LangChain + LangGraph earns its weight the moment the model needs to choose. I gave the agent two tools — org retrieval and a Data 360 query — and let it decide. "Show our highest-LTV accounts, then flag governance risks" makes it query Data 360 for the accounts and retrieve findings for the risks, in one turn. That orchestration is the thing LangGraph is for.

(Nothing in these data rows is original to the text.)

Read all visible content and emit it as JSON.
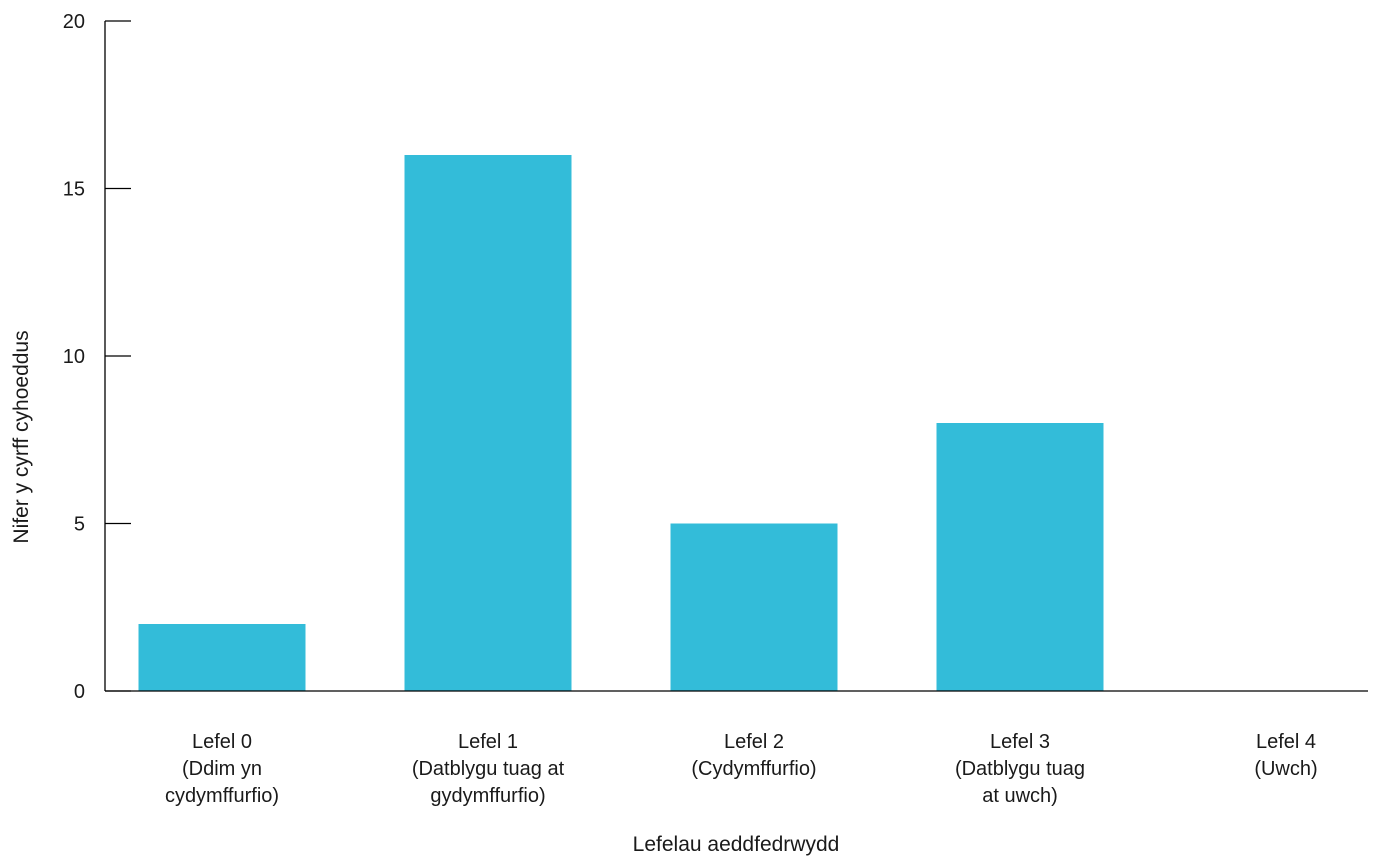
{
  "chart_data": {
    "type": "bar",
    "xlabel": "Lefelau aeddfedrwydd",
    "ylabel": "Nifer y cyrff cyhoeddus",
    "ylim": [
      0,
      20
    ],
    "yticks": [
      0,
      5,
      10,
      15,
      20
    ],
    "grid": false,
    "bar_color": "#33bcd9",
    "categories": [
      [
        "Lefel 0",
        "(Ddim yn",
        "cydymffurfio)"
      ],
      [
        "Lefel 1",
        "(Datblygu tuag at",
        "gydymffurfio)"
      ],
      [
        "Lefel 2",
        "(Cydymffurfio)"
      ],
      [
        "Lefel 3",
        "(Datblygu tuag",
        "at uwch)"
      ],
      [
        "Lefel 4",
        "(Uwch)"
      ]
    ],
    "values": [
      2,
      16,
      5,
      8,
      0
    ]
  }
}
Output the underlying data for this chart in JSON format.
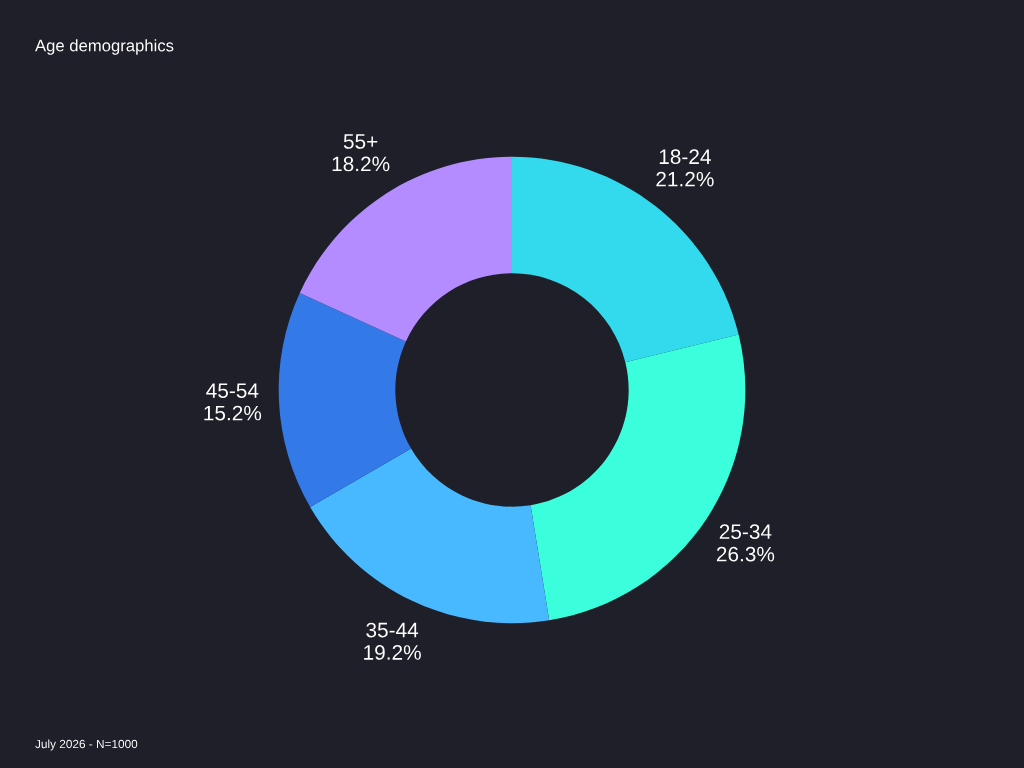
{
  "chart_data": {
    "type": "donut",
    "title": "Age demographics",
    "categories": [
      "18-24",
      "25-34",
      "35-44",
      "45-54",
      "55+"
    ],
    "values": [
      21.2,
      26.3,
      19.2,
      15.2,
      18.2
    ],
    "value_labels": [
      "21.2%",
      "26.3%",
      "19.2%",
      "15.2%",
      "18.2%"
    ],
    "colors": [
      "#33d9ec",
      "#3bffdc",
      "#48b8ff",
      "#3479e8",
      "#b48cff"
    ],
    "annotations": [
      "July 2026 - N=1000"
    ],
    "legend": false
  }
}
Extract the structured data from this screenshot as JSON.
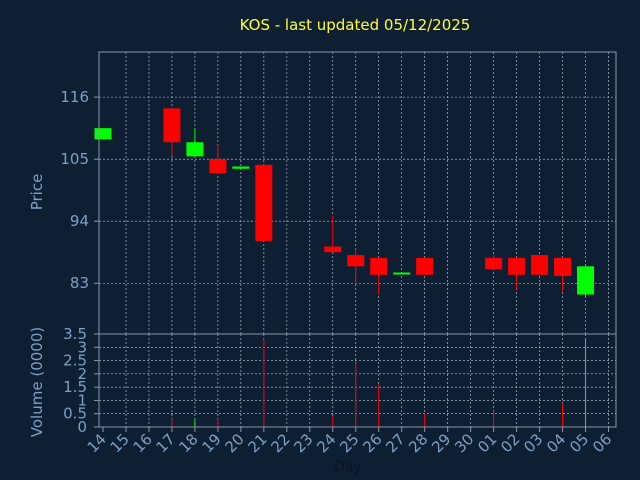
{
  "chart_data": {
    "type": "candlestick",
    "title": "KOS - last updated 05/12/2025",
    "price_panel": {
      "ylabel": "Price",
      "yticks": [
        "116",
        "105",
        "94",
        "83"
      ],
      "ytick_values": [
        116,
        105,
        94,
        83
      ],
      "ylim": [
        74,
        124
      ]
    },
    "volume_panel": {
      "ylabel": "Volume (0000)",
      "yticks": [
        "3.5",
        "3",
        "2.5",
        "2",
        "1.5",
        "1",
        "0.5",
        "0"
      ],
      "ytick_values": [
        3.5,
        3,
        2.5,
        2,
        1.5,
        1,
        0.5,
        0
      ],
      "ylim": [
        0,
        3.5
      ]
    },
    "xlabel": "Day",
    "x_categories": [
      "14",
      "15",
      "16",
      "17",
      "18",
      "19",
      "20",
      "21",
      "22",
      "23",
      "24",
      "25",
      "26",
      "27",
      "28",
      "29",
      "30",
      "01",
      "02",
      "03",
      "04",
      "05",
      "06"
    ],
    "candles": [
      {
        "slot": 0,
        "open": 108.5,
        "close": 110.5,
        "high": 110.5,
        "low": 108.5,
        "color": "#00ff00"
      },
      {
        "slot": 3,
        "open": 114,
        "close": 108,
        "high": 114,
        "low": 105.5,
        "color": "#ff0000"
      },
      {
        "slot": 4,
        "open": 105.5,
        "close": 108,
        "high": 110.5,
        "low": 105.5,
        "color": "#00ff00"
      },
      {
        "slot": 5,
        "open": 105,
        "close": 102.5,
        "high": 107.5,
        "low": 102.5,
        "color": "#ff0000"
      },
      {
        "slot": 6,
        "open": 103.3,
        "close": 103.7,
        "high": 103.7,
        "low": 103.3,
        "color": "#00ff00"
      },
      {
        "slot": 7,
        "open": 104,
        "close": 90.5,
        "high": 104,
        "low": 90.5,
        "color": "#ff0000"
      },
      {
        "slot": 10,
        "open": 89.5,
        "close": 88.5,
        "high": 95,
        "low": 88.5,
        "color": "#ff0000"
      },
      {
        "slot": 11,
        "open": 88,
        "close": 86,
        "high": 89,
        "low": 83,
        "color": "#ff0000"
      },
      {
        "slot": 12,
        "open": 87.5,
        "close": 84.5,
        "high": 87.5,
        "low": 81,
        "color": "#ff0000"
      },
      {
        "slot": 13,
        "open": 84.7,
        "close": 84.9,
        "high": 84.9,
        "low": 84.7,
        "color": "#00ff00"
      },
      {
        "slot": 14,
        "open": 87.5,
        "close": 84.5,
        "high": 87.5,
        "low": 84.5,
        "color": "#ff0000"
      },
      {
        "slot": 17,
        "open": 87.5,
        "close": 85.5,
        "high": 88,
        "low": 85.5,
        "color": "#ff0000"
      },
      {
        "slot": 18,
        "open": 87.5,
        "close": 84.5,
        "high": 87.5,
        "low": 82,
        "color": "#ff0000"
      },
      {
        "slot": 19,
        "open": 88,
        "close": 84.5,
        "high": 88,
        "low": 84.5,
        "color": "#ff0000"
      },
      {
        "slot": 20,
        "open": 87.5,
        "close": 84.3,
        "high": 87.5,
        "low": 81.5,
        "color": "#ff0000"
      },
      {
        "slot": 21,
        "open": 81,
        "close": 86,
        "high": 86,
        "low": 80.5,
        "color": "#00ff00"
      }
    ],
    "volume": [
      {
        "slot": 3,
        "value": 0.3,
        "color": "#ff0000"
      },
      {
        "slot": 4,
        "value": 0.3,
        "color": "#00ff00"
      },
      {
        "slot": 5,
        "value": 0.3,
        "color": "#ff0000"
      },
      {
        "slot": 7,
        "value": 3.3,
        "color": "#ff0000"
      },
      {
        "slot": 10,
        "value": 0.4,
        "color": "#ff0000"
      },
      {
        "slot": 11,
        "value": 2.4,
        "color": "#ff0000"
      },
      {
        "slot": 12,
        "value": 1.6,
        "color": "#ff0000"
      },
      {
        "slot": 14,
        "value": 0.5,
        "color": "#ff0000"
      },
      {
        "slot": 17,
        "value": 0.6,
        "color": "#ff0000"
      },
      {
        "slot": 20,
        "value": 0.9,
        "color": "#ff0000"
      },
      {
        "slot": 21,
        "value": 3.3,
        "color": "#00ff00"
      }
    ],
    "colors": {
      "background": "#0f1f33",
      "up": "#00ff00",
      "down": "#ff0000",
      "title": "#ffff33",
      "labels": "#7f9fc4"
    },
    "grid": true
  }
}
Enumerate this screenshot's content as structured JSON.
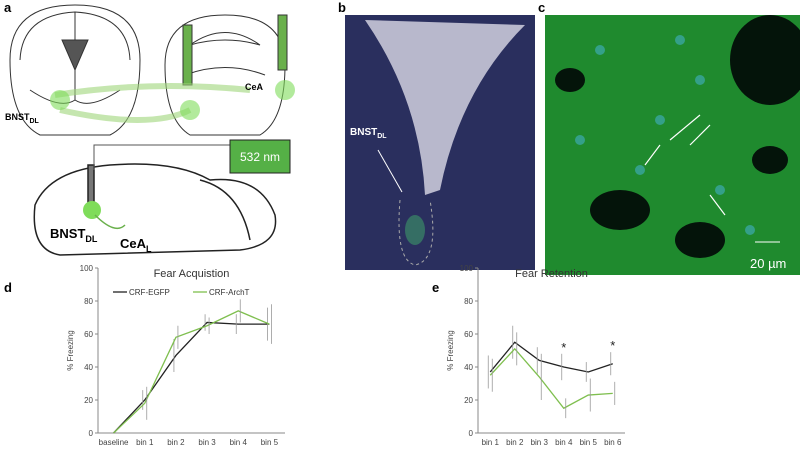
{
  "panels": {
    "a": "a",
    "b": "b",
    "c": "c",
    "d": "d",
    "e": "e"
  },
  "panel_a": {
    "laser": "532 nm",
    "bnst_top": {
      "text": "BNST",
      "sub": "DL"
    },
    "cea_top": "CeA",
    "bnst_bottom": {
      "text": "BNST",
      "sub": "DL"
    },
    "cea_bottom": {
      "text": "CeA",
      "sub": "L"
    }
  },
  "panel_b": {
    "label": {
      "text": "BNST",
      "sub": "DL"
    }
  },
  "panel_c": {
    "scale": "20 µm"
  },
  "chart_data": [
    {
      "type": "line",
      "title": "Fear Acquistion",
      "ylabel": "% Freezing",
      "categories": [
        "baseline",
        "bin 1",
        "bin 2",
        "bin 3",
        "bin 4",
        "bin 5"
      ],
      "series": [
        {
          "name": "CRF-EGFP",
          "color": "#222222",
          "values": [
            0,
            20,
            47,
            67,
            66,
            66
          ],
          "errors": [
            0,
            6,
            10,
            5,
            6,
            10
          ]
        },
        {
          "name": "CRF-ArchT",
          "color": "#7fbf4f",
          "values": [
            0,
            18,
            58,
            65,
            74,
            66
          ],
          "errors": [
            0,
            10,
            7,
            5,
            7,
            12
          ]
        }
      ],
      "ylim": [
        0,
        100
      ],
      "yticks": [
        0,
        20,
        40,
        60,
        80,
        100
      ],
      "legend": "top"
    },
    {
      "type": "line",
      "title": "Fear Retention",
      "ylabel": "% Freezing",
      "categories": [
        "bin 1",
        "bin 2",
        "bin 3",
        "bin 4",
        "bin 5",
        "bin 6"
      ],
      "series": [
        {
          "name": "CRF-EGFP",
          "color": "#222222",
          "values": [
            37,
            55,
            44,
            40,
            37,
            42
          ],
          "errors": [
            10,
            10,
            8,
            8,
            6,
            7
          ]
        },
        {
          "name": "CRF-ArchT",
          "color": "#7fbf4f",
          "values": [
            35,
            51,
            34,
            15,
            23,
            24
          ],
          "errors": [
            10,
            10,
            14,
            6,
            10,
            7
          ]
        }
      ],
      "annotations": [
        {
          "category": 3,
          "text": "*"
        },
        {
          "category": 5,
          "text": "*"
        }
      ],
      "ylim": [
        0,
        100
      ],
      "yticks": [
        0,
        20,
        40,
        60,
        80,
        100
      ]
    }
  ]
}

The lesson I'd give a customer: the framework decision is a decision about the agent's control flow, not its retrieval. If you're grounding answers, either is fine — optimize the corpus. If the agent has to pick between tools and data sources, reach for the graph.

The Data 360 angle

The reason this isn't just "RAG over metadata" is the second source. Data 360 (Data Cloud) is queryable with ANSI SQL over REST:

POST /services/data/v64.0/ssot/queryv2
{ "sql": "SELECT account_name__c, ltv__c FROM UnifiedAccount__dlm ORDER BY ltv__c DESC LIMIT 5" }

That unifies CRM, web, and warehouse data behind one model — and with Zero-Copy, the same model federates to Snowflake or BigQuery, so the agent reaches warehouse data without anyone copying it. An agent grounded in both the org's governance state and its unified customer data can answer questions neither source can alone.

Run it yourself

The whole thing runs with no org and no embeddings key — the sample corpus ships in the repo:

uv sync --extra rag --extra notebooks
uv run jupyter lab    # open notebooks/04_compare_and_eval.ipynb

Point SF_ORG_ALIAS at a live org (a current free Developer Edition includes Agentforce and Data Cloud) and the same code pulls your real objects, permission sets, and findings.

Code, notebooks, and the sample corpus: sf-agent-grounding. Apache-2.0. It's the retrieval-shaped companion to sf-dev-ai, which grounds an agent through tools instead.